Le mal ne peut jamais vaincre
le mal et ne l’a jamais vaincu. La violence ne peut pas vaincre la violence par
un plus de violence : c’est une illusion désastreuse ; on l’a vu ces
jours en Ukraine.
C’est vrai aussi pour les
relations de personne à personne.
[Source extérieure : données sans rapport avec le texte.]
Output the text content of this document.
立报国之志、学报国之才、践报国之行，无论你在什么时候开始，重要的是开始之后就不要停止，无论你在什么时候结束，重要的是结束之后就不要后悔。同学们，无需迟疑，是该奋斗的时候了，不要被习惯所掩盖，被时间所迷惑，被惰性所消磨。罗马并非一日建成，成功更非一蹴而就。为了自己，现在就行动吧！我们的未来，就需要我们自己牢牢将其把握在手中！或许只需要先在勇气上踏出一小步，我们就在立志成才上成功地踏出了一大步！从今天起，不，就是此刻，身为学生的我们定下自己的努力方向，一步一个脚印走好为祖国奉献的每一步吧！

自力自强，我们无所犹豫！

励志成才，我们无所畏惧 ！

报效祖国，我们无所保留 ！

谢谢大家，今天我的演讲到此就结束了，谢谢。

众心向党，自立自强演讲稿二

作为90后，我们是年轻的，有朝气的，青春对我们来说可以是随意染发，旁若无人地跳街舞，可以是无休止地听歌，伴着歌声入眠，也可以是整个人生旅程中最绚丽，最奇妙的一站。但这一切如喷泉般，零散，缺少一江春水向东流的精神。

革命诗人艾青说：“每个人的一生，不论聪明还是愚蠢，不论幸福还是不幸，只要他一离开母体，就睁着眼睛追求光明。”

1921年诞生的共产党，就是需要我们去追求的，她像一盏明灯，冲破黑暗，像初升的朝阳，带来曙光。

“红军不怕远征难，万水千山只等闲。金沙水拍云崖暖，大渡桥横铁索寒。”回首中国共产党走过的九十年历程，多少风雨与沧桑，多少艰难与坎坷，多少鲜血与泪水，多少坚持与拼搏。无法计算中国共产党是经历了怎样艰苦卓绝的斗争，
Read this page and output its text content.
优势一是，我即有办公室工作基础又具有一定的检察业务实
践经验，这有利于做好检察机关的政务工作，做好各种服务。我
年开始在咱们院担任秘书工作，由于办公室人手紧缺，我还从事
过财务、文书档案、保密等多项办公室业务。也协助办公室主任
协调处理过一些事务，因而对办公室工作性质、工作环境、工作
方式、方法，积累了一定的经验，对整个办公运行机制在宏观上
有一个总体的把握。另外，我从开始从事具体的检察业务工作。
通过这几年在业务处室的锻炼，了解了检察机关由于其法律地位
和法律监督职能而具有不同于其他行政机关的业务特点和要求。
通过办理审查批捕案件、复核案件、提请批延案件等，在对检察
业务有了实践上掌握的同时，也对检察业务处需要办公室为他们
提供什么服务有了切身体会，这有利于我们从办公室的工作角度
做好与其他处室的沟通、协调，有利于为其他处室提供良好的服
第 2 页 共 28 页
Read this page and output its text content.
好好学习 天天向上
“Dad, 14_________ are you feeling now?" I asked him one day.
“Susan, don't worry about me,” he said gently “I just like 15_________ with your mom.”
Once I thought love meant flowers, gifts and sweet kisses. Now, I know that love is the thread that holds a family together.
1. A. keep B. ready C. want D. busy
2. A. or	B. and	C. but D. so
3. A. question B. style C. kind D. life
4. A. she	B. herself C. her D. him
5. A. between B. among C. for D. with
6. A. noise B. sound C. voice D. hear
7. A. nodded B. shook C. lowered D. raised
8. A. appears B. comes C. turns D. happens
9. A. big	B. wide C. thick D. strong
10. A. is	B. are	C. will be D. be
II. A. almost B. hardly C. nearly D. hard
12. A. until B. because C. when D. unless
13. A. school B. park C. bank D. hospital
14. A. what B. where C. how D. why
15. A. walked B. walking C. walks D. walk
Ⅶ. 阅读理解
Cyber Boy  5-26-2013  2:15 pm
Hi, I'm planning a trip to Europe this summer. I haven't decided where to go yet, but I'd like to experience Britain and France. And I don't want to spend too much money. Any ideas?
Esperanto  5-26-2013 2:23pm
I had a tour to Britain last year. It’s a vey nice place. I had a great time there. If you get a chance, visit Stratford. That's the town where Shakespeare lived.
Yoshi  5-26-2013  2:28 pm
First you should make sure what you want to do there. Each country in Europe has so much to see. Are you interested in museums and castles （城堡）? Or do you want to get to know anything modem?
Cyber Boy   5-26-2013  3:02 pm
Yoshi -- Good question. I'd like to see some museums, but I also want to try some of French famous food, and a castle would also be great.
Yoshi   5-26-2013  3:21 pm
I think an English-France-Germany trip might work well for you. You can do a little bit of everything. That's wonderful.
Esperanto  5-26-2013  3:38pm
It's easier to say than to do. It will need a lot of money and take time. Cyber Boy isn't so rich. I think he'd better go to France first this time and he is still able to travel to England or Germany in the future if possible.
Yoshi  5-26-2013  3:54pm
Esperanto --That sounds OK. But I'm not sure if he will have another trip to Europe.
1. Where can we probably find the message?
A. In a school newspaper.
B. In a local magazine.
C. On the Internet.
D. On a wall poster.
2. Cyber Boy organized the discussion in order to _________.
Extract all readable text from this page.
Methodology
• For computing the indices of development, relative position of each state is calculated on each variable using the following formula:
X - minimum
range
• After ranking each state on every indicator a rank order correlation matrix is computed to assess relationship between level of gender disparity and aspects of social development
Ce message de Jésus nous renvoie à nous-même,
pour désarmer la violence, la haine - peut-être -, qui sont en nous d’abord,
dans notre cœur.
Le Prieur de Tibhirine, qui,
avec ses frères, ont été au cœur de ces questions – Christian de Chergé -, écrivait
dans son Testament : « J’ai
suffisamment vécu pour me savoir complice du mal. »
C’est un travail de déminage,
lorsqu’une toute petite égratignure est capable de nous mettre les nerfs à bout
et de nous entraîner dans un circuit de violence.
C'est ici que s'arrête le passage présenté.